The self-signed certificate generator produces an X.509 RSA certificate plus matching private key, in PEM format, for development and staging environments. Pick a common name, optional subject alternative names, validity period, and key size; the tool returns both halves of the bundle ready to drop into a web server or load balancer.

It is built for engineers spinning up a local HTTPS dev server, integration tests that need TLS but not a real CA, and self-hosters running services on a private network. A self-signed cert generator skips the round-trip to an internal CA or mkcert install when all you need is "any cert will do" for the next 30 days.

How it works

An X.509 certificate (RFC 5280) is a signed ASN.1 structure binding a public key to a subject. For a self-signed certificate, the issuer and subject are the same, and the signature is produced with the certificate's own private key. The tool generates a fresh RSA key pair (2048, 3072, or 4096 bits), constructs a TBSCertificate with the chosen subject, validity period (notBefore set to "now", notAfter based on your choice), and a few standard extensions — BasicConstraints (CA: TRUE/FALSE), KeyUsage, ExtendedKeyUsage (serverAuth, clientAuth), and SubjectAltName for the DNS names you list. The TBSCertificate is DER-encoded, signed with SHA-256-with-RSA, and the resulting Certificate structure is PEM-wrapped.

Examples

Common Name: localhost
SANs:        DNS:localhost, DNS:dev.local, IP:127.0.0.1
Validity:    365 days
Key size:    2048
Output:
-----BEGIN CERTIFICATE-----
MIID...
-----END CERTIFICATE-----
-----BEGIN PRIVATE KEY-----
MIIE...
-----END PRIVATE KEY-----
Common Name: *.staging.example
Validity:    30 days
Output:      wildcard cert + key
Common Name: api.internal
SANs:        DNS:api.internal, DNS:api
Validity:    7 days
Output:      short-lived dev cert

FAQ

Will browsers trust this?

No. Self-signed certificates are not in any root store, so browsers show a warning. Bypass it on dev hosts by adding the cert to your local trust store (or using mkcert for a locally-trusted CA setup instead).

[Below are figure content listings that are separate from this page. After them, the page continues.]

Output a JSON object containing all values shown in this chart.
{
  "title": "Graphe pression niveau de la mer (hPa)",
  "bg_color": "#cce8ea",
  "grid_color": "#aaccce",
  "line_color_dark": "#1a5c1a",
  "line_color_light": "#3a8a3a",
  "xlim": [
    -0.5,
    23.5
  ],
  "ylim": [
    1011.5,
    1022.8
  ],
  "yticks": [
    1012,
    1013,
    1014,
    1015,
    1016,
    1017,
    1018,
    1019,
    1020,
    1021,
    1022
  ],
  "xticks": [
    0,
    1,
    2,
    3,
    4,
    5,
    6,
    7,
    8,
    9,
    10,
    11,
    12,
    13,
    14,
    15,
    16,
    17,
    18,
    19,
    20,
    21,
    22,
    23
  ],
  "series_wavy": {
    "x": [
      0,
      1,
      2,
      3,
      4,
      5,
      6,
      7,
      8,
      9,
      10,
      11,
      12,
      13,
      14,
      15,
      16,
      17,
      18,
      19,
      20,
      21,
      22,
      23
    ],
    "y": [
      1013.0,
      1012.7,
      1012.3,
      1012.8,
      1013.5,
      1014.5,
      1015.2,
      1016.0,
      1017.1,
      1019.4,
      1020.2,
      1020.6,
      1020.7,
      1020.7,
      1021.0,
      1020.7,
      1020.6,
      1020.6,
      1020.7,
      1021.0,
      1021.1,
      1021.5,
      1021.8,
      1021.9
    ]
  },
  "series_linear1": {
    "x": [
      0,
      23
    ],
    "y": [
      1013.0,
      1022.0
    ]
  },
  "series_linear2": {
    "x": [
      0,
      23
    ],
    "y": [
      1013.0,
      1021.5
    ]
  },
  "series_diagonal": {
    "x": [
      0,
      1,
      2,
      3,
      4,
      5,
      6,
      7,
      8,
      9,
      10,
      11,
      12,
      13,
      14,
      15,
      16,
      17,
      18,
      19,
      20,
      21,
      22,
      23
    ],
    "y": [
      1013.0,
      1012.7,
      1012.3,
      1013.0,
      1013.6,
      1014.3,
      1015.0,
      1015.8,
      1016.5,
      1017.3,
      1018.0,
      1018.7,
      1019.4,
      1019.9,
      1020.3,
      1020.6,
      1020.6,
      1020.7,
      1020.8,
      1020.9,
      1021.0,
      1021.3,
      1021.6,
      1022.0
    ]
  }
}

Why include SubjectAltName?

Modern browsers (Chrome since 2017) ignore the Common Name field entirely for hostname matching. Without a subjectAltName extension listing the hostname, the cert will not validate — even past the trust warning.

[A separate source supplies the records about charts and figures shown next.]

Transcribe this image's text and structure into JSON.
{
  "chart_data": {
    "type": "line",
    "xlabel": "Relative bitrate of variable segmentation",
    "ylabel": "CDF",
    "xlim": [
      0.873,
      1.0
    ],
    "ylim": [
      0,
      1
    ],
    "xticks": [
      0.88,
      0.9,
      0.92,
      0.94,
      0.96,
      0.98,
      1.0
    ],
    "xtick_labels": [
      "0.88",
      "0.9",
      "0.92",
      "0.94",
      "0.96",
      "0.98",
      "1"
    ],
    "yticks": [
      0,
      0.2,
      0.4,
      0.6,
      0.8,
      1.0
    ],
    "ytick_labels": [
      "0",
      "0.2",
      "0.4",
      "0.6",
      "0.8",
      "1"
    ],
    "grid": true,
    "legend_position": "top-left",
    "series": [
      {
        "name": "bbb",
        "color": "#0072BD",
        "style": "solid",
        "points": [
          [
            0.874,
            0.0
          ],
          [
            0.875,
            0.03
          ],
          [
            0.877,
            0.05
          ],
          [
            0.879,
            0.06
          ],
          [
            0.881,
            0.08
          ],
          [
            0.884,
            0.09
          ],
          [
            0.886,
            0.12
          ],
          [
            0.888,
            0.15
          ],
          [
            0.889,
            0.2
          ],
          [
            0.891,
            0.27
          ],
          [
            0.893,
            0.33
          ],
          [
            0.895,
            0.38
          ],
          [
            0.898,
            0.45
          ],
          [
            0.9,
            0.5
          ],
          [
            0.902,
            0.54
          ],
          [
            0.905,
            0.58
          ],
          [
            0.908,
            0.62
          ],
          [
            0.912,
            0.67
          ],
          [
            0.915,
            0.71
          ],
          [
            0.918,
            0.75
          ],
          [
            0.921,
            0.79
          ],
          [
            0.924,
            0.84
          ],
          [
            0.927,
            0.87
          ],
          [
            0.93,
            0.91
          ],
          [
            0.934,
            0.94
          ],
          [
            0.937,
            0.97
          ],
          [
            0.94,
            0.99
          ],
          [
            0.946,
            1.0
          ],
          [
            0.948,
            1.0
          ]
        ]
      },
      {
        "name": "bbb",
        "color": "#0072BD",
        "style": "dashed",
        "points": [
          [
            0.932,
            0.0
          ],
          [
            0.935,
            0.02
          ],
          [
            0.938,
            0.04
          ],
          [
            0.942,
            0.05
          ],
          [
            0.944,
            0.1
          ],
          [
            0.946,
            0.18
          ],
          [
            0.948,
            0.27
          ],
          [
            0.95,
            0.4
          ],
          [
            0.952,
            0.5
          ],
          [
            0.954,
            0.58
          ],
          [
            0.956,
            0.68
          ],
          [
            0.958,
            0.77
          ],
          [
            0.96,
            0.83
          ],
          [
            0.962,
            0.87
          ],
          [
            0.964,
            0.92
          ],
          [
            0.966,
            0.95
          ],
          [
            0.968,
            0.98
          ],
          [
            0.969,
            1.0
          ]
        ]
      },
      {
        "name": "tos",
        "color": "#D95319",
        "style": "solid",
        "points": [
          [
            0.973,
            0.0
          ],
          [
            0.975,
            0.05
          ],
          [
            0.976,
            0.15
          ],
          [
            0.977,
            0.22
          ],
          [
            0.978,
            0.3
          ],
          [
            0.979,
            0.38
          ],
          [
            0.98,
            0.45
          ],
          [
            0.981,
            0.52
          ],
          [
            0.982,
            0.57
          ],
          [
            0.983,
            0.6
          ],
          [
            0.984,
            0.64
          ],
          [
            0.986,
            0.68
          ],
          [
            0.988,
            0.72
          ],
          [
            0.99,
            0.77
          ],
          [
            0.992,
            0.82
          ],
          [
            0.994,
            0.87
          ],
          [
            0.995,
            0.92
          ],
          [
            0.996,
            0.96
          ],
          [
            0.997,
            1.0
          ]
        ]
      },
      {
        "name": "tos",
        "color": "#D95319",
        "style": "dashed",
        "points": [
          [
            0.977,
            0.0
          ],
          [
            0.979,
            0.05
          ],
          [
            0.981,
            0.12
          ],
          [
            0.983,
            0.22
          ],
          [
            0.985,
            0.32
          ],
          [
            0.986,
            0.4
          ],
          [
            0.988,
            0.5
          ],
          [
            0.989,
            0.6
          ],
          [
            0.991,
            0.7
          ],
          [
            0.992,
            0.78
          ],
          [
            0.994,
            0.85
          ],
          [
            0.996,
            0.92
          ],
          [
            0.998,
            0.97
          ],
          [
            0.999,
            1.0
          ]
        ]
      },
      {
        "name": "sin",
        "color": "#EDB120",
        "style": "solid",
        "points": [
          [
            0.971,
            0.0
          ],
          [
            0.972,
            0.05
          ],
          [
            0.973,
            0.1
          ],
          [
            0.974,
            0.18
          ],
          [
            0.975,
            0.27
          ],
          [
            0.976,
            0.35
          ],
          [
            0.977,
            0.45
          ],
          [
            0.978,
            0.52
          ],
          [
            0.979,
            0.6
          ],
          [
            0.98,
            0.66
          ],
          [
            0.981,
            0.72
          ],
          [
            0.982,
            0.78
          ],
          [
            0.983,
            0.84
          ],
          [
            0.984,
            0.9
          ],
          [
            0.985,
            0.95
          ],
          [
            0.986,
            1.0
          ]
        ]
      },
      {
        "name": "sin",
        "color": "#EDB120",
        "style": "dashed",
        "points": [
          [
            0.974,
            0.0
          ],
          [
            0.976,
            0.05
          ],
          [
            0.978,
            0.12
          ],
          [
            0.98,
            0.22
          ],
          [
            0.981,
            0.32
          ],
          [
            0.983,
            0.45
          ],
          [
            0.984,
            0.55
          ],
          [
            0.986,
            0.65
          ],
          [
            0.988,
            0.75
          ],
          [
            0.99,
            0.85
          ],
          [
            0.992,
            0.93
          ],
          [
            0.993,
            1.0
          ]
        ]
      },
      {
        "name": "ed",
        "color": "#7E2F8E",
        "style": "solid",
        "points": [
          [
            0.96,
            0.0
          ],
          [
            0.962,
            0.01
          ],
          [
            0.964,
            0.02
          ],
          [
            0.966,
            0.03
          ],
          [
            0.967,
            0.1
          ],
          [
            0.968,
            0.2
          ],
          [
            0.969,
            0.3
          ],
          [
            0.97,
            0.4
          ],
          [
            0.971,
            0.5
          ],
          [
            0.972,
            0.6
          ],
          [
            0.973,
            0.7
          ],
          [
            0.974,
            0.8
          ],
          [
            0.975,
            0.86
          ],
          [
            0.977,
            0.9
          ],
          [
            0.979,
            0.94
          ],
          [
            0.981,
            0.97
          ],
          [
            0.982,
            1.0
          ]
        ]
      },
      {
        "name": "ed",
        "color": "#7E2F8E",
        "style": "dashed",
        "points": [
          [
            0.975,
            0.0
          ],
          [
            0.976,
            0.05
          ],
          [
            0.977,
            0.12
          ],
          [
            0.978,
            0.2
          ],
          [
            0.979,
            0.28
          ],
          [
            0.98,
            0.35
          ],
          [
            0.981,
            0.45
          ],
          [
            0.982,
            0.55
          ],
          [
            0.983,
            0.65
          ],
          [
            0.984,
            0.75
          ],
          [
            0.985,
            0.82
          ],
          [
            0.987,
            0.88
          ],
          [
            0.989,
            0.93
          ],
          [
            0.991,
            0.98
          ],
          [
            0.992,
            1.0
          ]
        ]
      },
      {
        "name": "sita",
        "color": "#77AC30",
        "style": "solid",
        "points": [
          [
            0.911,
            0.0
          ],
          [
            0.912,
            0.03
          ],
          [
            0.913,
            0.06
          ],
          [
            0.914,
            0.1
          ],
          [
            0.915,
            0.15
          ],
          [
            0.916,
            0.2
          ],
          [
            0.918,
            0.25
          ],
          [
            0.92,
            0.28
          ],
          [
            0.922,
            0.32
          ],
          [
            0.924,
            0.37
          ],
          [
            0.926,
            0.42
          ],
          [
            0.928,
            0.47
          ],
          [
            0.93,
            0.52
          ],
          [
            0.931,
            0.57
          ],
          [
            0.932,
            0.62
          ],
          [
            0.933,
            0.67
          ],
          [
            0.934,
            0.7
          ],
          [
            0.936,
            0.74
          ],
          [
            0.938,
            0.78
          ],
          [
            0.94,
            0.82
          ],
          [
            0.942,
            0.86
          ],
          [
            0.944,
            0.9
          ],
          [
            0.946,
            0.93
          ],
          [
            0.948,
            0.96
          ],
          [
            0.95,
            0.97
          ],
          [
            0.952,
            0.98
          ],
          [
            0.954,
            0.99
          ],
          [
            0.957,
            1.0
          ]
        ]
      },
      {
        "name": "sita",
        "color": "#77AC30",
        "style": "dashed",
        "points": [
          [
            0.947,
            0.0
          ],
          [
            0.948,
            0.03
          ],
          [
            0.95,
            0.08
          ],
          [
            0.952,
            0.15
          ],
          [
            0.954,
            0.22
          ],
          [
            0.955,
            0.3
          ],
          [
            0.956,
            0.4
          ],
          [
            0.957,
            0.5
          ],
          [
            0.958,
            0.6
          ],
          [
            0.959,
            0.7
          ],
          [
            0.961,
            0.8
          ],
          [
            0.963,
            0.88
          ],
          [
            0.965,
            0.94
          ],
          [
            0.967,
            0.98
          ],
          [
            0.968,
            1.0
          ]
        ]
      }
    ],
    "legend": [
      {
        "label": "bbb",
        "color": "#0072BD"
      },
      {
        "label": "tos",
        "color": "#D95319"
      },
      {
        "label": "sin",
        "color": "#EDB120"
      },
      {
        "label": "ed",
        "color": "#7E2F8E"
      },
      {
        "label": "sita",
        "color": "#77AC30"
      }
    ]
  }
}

Is this suitable for production?

For internal services on a private network with explicit trust pinning, yes — many companies do exactly this. For the public internet, use Let's Encrypt or a real CA.

Can I generate ECDSA or Ed25519 certs?

This tool focuses on RSA self-signed certs because of broadest compatibility. For ECDSA P-256 or Ed25519, use OpenSSL or cfssl — the X.509 structure is the same, only the key algorithm changes.